Characterization of the proteome, diseases and evolution of the human postsynaptic density

Abstract

We isolated the postsynaptic density from human neocortex (hPSD) and identified 1,461 proteins. hPSD mutations cause 133 neurological and psychiatric diseases and were enriched in cognitive, affective and motor phenotypes underpinned by sets of genes. Strong protein sequence conservation in mammalian lineages, particularly in hub proteins, indicates conserved function and organization in primate and rodent models. The hPSD is an important structure for nervous system disease and behavior.

Fig. 1. hPSD Diseases and Enriched Phenotypes

a. Distribution of hPSD nervous system diseases in 4 ICD–10 chapters (left chart) with Chapter VI expanded (right chart) to show further subclassifications. b. Representative human and mouse phenotypes enriched in the hPSD. Categories (bold) of human and mouse phenotypes with number of genes (hPSD genes). Heatmap compares enrichment of these phenotypes in 4 gene sets relative to the enrichment of the hPSD (shown in red). All other gene sets showed lower enrichment (darker colors with black representing no enrichment). Neuron. human cortical neuron transcriptome; brain, whole mouse brain proteome; astrocyte, human astrocyte transcriptome; and human genome. Hs, human; Mm, mouse. HPO and MPO phenotype IDs in brackets after each named phenotype.

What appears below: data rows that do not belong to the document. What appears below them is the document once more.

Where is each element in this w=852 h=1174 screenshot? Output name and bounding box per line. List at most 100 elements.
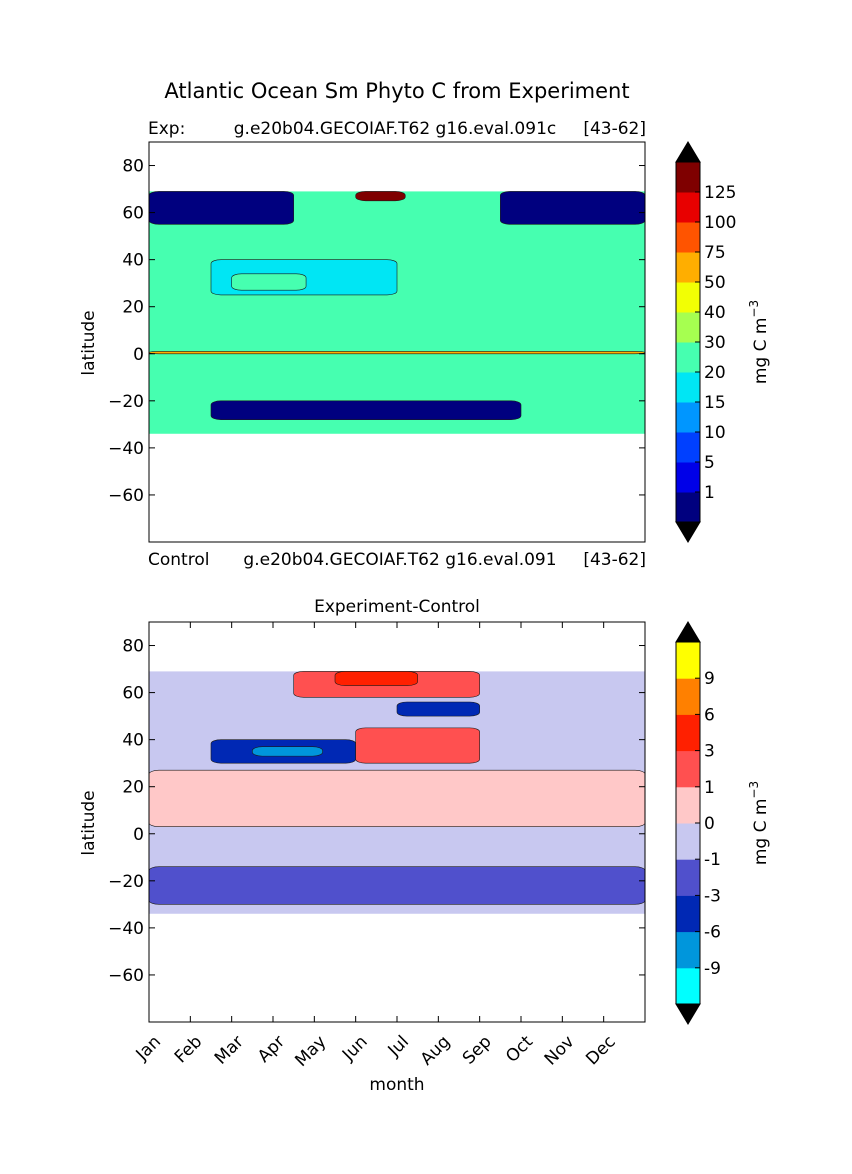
- contour-region: [334, 671, 418, 686]
- colorbar-segment: [676, 750, 700, 788]
- colorbar-tick-label: 100: [704, 213, 736, 233]
- panel-title-right: [43-62]: [583, 119, 646, 139]
- contour-region: [149, 769, 645, 828]
- colorbar-segment: [676, 786, 700, 824]
- contour-region: [355, 191, 406, 202]
- colorbar-tick-label: 75: [704, 243, 726, 263]
- contour-region: [210, 400, 522, 420]
- y-axis: 80 60 40 20 0 −20 −40 −60: [108, 637, 645, 986]
- colorbar-tick-label: 20: [704, 363, 726, 383]
- y-tick-label: −60: [108, 966, 144, 986]
- colorbar-segment: [676, 967, 700, 1005]
- y-tick-label: −60: [108, 486, 144, 506]
- y-tick-label: 60: [122, 204, 144, 224]
- x-tick-label: Sep: [459, 1032, 496, 1069]
- y-tick-label: 0: [133, 345, 144, 365]
- colorbar-tick-label: 0: [704, 814, 715, 834]
- colorbar-segment: [676, 372, 700, 403]
- colorbar-extend-bottom: [675, 521, 701, 543]
- contour-field: [149, 191, 645, 434]
- colorbar-tick-label: 50: [704, 273, 726, 293]
- x-tick-label: Mar: [211, 1032, 248, 1069]
- colorbar-segment: [676, 931, 700, 969]
- y-tick-label: 20: [122, 778, 144, 798]
- contour-region: [149, 191, 645, 434]
- colorbar-segment: [676, 678, 700, 715]
- colorbar-segment: [676, 282, 700, 313]
- colorbar-tick-label: 30: [704, 333, 726, 353]
- colorbar-tick-label: 40: [704, 303, 726, 323]
- y-axis-label: latitude: [79, 790, 99, 855]
- x-tick-label: Dec: [582, 1032, 619, 1069]
- y-tick-label: 40: [122, 251, 144, 271]
- colorbar-segment: [676, 252, 700, 283]
- contour-region: [231, 273, 307, 291]
- colorbar-tick-label: 6: [704, 705, 715, 725]
- contour-region: [355, 727, 480, 764]
- control-title-right: [43-62]: [583, 550, 646, 570]
- colorbar-segment: [676, 895, 700, 933]
- colorbar-segment: [676, 342, 700, 373]
- contour-region: [149, 351, 645, 355]
- colorbar-segment: [676, 222, 700, 253]
- contour-region: [500, 191, 645, 225]
- contour-region: [149, 191, 294, 225]
- colorbar-segment: [676, 714, 700, 752]
- colorbar-tick-label: 5: [704, 453, 715, 473]
- x-axis-label: month: [369, 1075, 424, 1095]
- colorbar-segment: [676, 432, 700, 463]
- panel-title-center: g.e20b04.GECOIAF.T62 g16.eval.091c: [234, 119, 556, 139]
- y-tick-label: −20: [108, 392, 144, 412]
- y-tick-label: −20: [108, 872, 144, 892]
- x-tick-label: May: [291, 1032, 330, 1071]
- plot-area: [148, 621, 646, 1023]
- colorbar-segment: [676, 492, 700, 523]
- colorbar-extend-top: [675, 141, 701, 163]
- colorbar: -9 -6 -3 -1 0 1 3 6 9 mg C m−3: [675, 621, 771, 1025]
- y-tick-label: 60: [122, 684, 144, 704]
- colorbar-tick-label: -1: [704, 850, 721, 870]
- colorbar-segment: [676, 162, 700, 193]
- colorbar-tick-label: 1: [704, 483, 715, 503]
- colorbar-extend-top: [675, 621, 701, 643]
- plot-area: [148, 141, 646, 543]
- x-tick-label: Oct: [502, 1032, 537, 1067]
- y-tick-label: 40: [122, 731, 144, 751]
- y-tick-label: −40: [108, 919, 144, 939]
- x-tick-label: Aug: [417, 1032, 455, 1070]
- colorbar-label: mg C m−3: [747, 781, 771, 865]
- y-tick-label: 80: [122, 157, 144, 177]
- colorbar-tick-label: 10: [704, 423, 726, 443]
- colorbar-segment: [676, 312, 700, 343]
- colorbar-tick-label: -9: [704, 959, 721, 979]
- colorbar-tick-label: 1: [704, 778, 715, 798]
- colorbar-segment: [676, 402, 700, 433]
- y-axis-label: latitude: [79, 310, 99, 375]
- colorbar-segment: [676, 462, 700, 493]
- contour-region: [396, 701, 480, 717]
- y-tick-label: 80: [122, 637, 144, 657]
- x-tick-label: Jan: [132, 1032, 165, 1065]
- contour-region: [149, 866, 645, 905]
- x-tick-label: Nov: [541, 1032, 579, 1070]
- control-title-left: Control: [148, 550, 209, 570]
- colorbar-segment: [676, 823, 700, 860]
- y-tick-label: 0: [133, 825, 144, 845]
- x-tick-label: Jun: [338, 1032, 372, 1066]
- colorbar-tick-label: 15: [704, 393, 726, 413]
- colorbar-segment: [676, 859, 700, 896]
- panel-title-left: Exp:: [148, 119, 185, 139]
- colorbar-extend-bottom: [675, 1003, 701, 1025]
- y-tick-label: 20: [122, 298, 144, 318]
- difference-panel: Control g.e20b04.GECOIAF.T62 g16.eval.09…: [79, 550, 771, 1095]
- control-title-center: g.e20b04.GECOIAF.T62 g16.eval.091: [243, 550, 556, 570]
- colorbar-segment: [676, 192, 700, 223]
- colorbar-tick-label: -6: [704, 923, 721, 943]
- colorbar-label: mg C m−3: [747, 300, 771, 384]
- colorbar-segment: [676, 642, 700, 679]
- colorbar-tick-label: 125: [704, 183, 736, 203]
- figure-suptitle: Atlantic Ocean Sm Phyto C from Experimen…: [164, 79, 629, 103]
- colorbar-tick-label: -3: [704, 886, 721, 906]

Fig. 2. hPSD sequence conservation

a. Cumulative frequency plot of dN/dS values for hPSD and non–PSD genes expressed in cortical neurons, and human genome. hPSD neuronal genes are more constrained than non–PSD neuronal genes (p < 10⁻¹¹). b. Median mouse–human dN/dS shown for hPSD and subcellular structures expressed in cortical neurons. Significance: p < 0.05 (*), p< 0.001 (***). c, Boxplots of dN/dS distribution in hPSD hub proteins (>15 interactions, n = 23), non–hubs (≤15 interactions, n = 725) and the tandem affinity purification of PSD–95 complex.